I get out, find some Band-Aids under the sink, and stick a couple over my wound. I wipe steam from the mirror and look at myself. The cut over my left eye is closed up. I have bruises on my shoulders and ribs and a big one across my chest where the Monte Carlo’s seat belt caught me during the wipeout. My hands and knees are scraped up from all the falling down I’ve been doing.

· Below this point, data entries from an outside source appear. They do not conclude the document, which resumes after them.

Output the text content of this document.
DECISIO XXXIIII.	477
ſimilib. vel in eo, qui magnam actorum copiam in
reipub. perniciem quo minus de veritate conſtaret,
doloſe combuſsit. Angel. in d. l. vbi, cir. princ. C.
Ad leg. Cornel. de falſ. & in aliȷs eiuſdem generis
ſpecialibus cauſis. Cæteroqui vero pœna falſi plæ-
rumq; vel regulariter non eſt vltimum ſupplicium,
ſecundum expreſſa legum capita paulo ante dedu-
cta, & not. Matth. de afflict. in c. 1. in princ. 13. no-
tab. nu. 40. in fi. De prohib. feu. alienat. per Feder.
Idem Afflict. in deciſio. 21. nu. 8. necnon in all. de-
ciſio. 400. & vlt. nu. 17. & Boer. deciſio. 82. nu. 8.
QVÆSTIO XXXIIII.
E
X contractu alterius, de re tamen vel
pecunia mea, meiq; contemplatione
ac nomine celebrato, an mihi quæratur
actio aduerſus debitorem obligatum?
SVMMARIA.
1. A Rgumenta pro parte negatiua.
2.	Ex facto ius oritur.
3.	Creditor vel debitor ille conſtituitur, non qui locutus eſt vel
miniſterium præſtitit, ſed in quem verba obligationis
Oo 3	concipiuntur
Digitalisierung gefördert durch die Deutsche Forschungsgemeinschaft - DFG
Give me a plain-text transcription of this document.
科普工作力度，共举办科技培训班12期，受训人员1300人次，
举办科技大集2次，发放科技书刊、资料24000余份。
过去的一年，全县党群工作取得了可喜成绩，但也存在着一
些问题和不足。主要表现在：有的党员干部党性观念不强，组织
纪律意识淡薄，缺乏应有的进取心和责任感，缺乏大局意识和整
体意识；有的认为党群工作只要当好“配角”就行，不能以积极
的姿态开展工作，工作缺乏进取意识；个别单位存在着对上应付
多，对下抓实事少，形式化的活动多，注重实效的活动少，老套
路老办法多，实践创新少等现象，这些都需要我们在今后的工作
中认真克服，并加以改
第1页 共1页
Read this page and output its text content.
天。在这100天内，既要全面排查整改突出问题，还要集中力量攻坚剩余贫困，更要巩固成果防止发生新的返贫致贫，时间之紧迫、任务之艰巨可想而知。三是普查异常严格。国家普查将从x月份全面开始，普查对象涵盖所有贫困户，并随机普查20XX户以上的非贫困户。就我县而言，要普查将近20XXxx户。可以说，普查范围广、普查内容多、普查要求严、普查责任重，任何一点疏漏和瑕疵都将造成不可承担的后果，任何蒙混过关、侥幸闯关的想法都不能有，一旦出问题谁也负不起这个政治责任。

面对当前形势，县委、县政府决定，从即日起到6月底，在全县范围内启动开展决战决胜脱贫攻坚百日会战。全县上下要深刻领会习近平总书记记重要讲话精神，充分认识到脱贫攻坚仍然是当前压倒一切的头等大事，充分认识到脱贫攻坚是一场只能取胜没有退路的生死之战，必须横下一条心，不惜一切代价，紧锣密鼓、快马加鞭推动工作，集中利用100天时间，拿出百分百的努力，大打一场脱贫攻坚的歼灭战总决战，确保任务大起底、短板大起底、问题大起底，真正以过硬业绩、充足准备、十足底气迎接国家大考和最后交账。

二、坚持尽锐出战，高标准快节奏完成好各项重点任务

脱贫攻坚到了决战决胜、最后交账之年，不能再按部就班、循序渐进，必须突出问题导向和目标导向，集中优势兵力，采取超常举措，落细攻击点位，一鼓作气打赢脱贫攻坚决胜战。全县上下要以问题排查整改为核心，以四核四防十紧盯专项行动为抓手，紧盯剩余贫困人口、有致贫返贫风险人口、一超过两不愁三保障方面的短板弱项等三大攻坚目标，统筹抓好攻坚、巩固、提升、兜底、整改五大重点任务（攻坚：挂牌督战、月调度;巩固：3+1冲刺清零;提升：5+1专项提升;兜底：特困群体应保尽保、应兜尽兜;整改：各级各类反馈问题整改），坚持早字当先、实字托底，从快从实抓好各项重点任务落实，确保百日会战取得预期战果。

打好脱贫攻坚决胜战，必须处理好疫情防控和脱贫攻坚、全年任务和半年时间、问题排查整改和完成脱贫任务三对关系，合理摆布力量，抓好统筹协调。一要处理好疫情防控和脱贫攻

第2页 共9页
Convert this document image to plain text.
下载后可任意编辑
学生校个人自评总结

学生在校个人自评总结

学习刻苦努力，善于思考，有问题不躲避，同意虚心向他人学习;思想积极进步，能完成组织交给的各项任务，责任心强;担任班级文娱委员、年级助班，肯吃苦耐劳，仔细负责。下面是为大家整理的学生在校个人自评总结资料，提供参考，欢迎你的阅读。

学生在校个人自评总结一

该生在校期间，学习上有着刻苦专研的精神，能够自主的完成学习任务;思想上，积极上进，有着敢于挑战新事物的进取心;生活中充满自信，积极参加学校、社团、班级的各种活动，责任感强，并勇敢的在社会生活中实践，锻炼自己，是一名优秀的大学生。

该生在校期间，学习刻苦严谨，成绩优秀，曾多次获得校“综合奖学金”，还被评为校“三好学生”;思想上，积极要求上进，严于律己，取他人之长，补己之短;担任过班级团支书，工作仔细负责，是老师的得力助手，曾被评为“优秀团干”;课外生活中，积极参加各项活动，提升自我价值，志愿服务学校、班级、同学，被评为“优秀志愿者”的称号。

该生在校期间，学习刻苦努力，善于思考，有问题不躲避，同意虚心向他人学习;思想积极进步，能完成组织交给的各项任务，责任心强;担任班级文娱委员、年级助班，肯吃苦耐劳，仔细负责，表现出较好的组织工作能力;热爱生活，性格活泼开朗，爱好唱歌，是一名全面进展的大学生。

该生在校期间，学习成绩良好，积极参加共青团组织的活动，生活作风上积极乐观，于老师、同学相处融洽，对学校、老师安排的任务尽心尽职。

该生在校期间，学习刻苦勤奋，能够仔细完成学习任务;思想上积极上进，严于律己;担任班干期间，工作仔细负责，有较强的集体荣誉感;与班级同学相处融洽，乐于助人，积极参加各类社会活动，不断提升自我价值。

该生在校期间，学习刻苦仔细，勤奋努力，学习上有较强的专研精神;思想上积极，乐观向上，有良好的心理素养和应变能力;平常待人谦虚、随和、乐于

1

I look at the tattoos. They start on my left forearm, run up to my shoulder, across my chest, and down to my right wrist. When Dad saw them he made the same sound he made when he saw me light a cigarette. Mom kind of liked them. She touched the one that says Mom and Dad, shook her head at the naked pinup on my right bicep. Tears leaked from her eyes when she saw the banner on my chest with Yvonne written on it. I hold up my left arm and look at the hash marks. Still one short; got to get Mickey on there.
I carry the trashed clothes to the kitchen, a towel around my waist. T is drinking a beer and eating a Hostess Fruit Pie.
—Want one?
My stomach is tight and empty, but I don’t feel hungry.
—Pass.
—OK, but there ain’t much else.
—I’ll manage.
He scarfs the last bit of crust and gooey cherry filling and washes it down with the dregs of his Bud. I hold up the clothes.